More than 40 years ago, Fiona Whatley's parents, Jo and Ray Barber, welcomed kindergarten and school children onto the family farm for a day of hay bale rides, collecting eggs and learning where food came from.

Before heading home, every visitor received a slice baked in the farmhouse kitchen, enjoyed while sitting on the hay bales.

Today, Fiona and her husband James lead Springhill Farm, a manufacturer of better-for-you snacks that has seen incredible growth from those humble beginnings.

“Forty years on, we're supplying people like Qantas, Virgin, Coles, Woolies, Officeworks, all sorts of places, and we're also a contract manufacturer for lots of Australia's better-for-you leading brands.”

Caught in the middle

For the Whatleys, innovation isn't simply about creating the next new product.

It's become one of the most important ways to stay competitive.

“FMCG is literally fast moving,” Fiona said. “So, innovation is not a choice, it's actually mandatory to do it.”

The challenge, she said, is balancing rising costs with increasingly price-conscious consumers.

“There are cost pressures, whether that be employment, energy or freight with everything that's happening in the world at the moment,” she said.

“But also, consumers are looking to buy on promotion, due to cost-of-living pressures. They are looking to save, so really what that means for manufacturers and for brands is that you're getting kind of caught in the middle, needing to closely manage costs to stay competitive.”

Rather than passing those costs on, the business has focused on finding efficiencies throughout its operations.

How innovation is helping

Investments in new production lines and moving to 24-hour manufacturing have helped lower unit costs and improve efficiency, according to James, and there are more full-time production lines in the works.

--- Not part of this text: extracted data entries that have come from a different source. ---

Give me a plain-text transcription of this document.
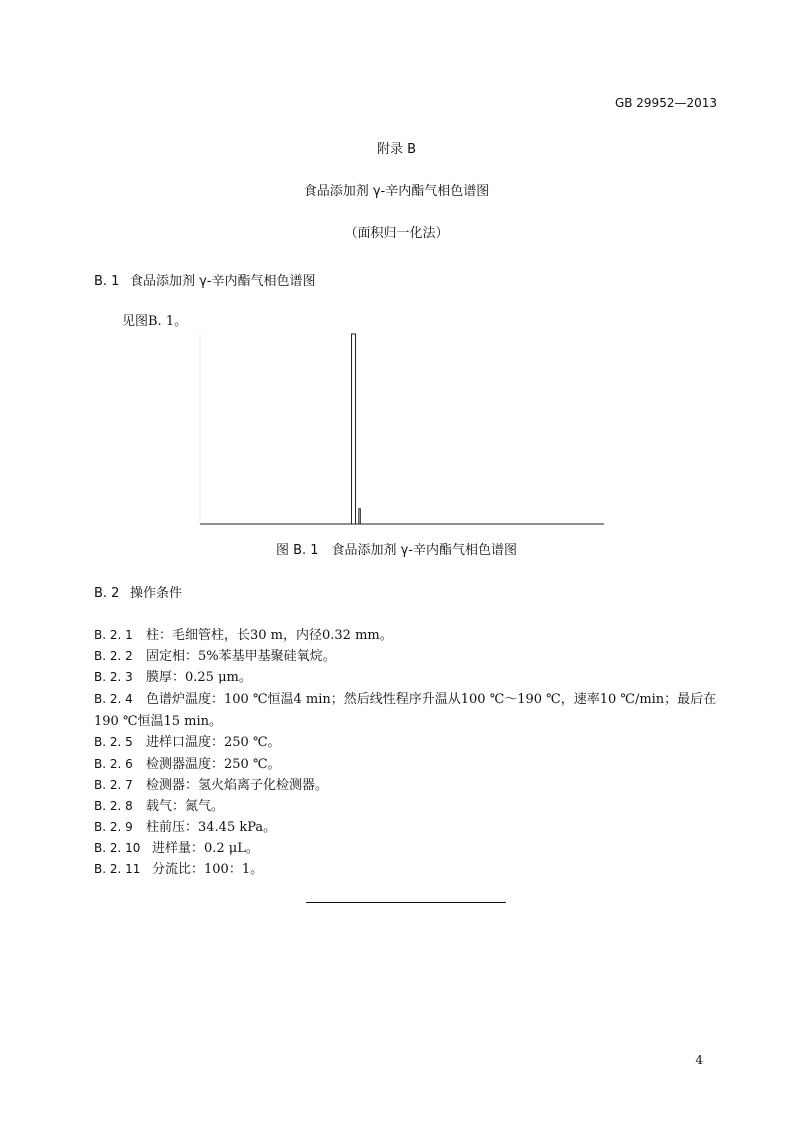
GB 29952—2013
附录 B
食品添加剂 γ-辛内酯气相色谱图
（面积归一化法）
B. 1 食品添加剂 γ-辛内酯气相色谱图
见图B. 1。
图 B. 1　食品添加剂 γ-辛内酯气相色谱图
B. 2 操作条件
B. 2. 1 柱：毛细管柱，长30 m，内径0.32 mm。
B. 2. 2 固定相：5%苯基甲基聚硅氧烷。
B. 2. 3 膜厚：0.25 μm。
B. 2. 4 色谱炉温度：100 ℃恒温4 min；然后线性程序升温从100 ℃～190 ℃，速率10 ℃/min；最后在
190 ℃恒温15 min。
B. 2. 5 进样口温度：250 ℃。
B. 2. 6 检测器温度：250 ℃。
B. 2. 7 检测器：氢火焰离子化检测器。
B. 2. 8 载气：氮气。
B. 2. 9 柱前压：34.45 kPa。
B. 2. 10 进样量：0.2 μL。
B. 2. 11 分流比：100：1。
4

“Those sorts of improvements in processing allow us to reduce our per unit costs so that we don't actually need to pass on those price increases,” he said.

The business recently completed its five-year strategic plan and expects to double production on its existing Ballarat site before needing to expand again.

“The basic plan is to increase output by 100 per cent on the same footprint site,” James said. “We expect that within five years, we'll then have outgrown this site and so then we’ll be looking to take another leap into the future.”

While its products are now found in supermarkets, airline snack packs, lunchboxes and workplaces across Australia, the company's purpose remains unchanged: using simple ingredients to make snacking happier again.

“There are always new flavours coming out of the test kitchen. It's one of the best bits of our job,” she said. “We're trying great food every single day and we’re making things that make people happy.”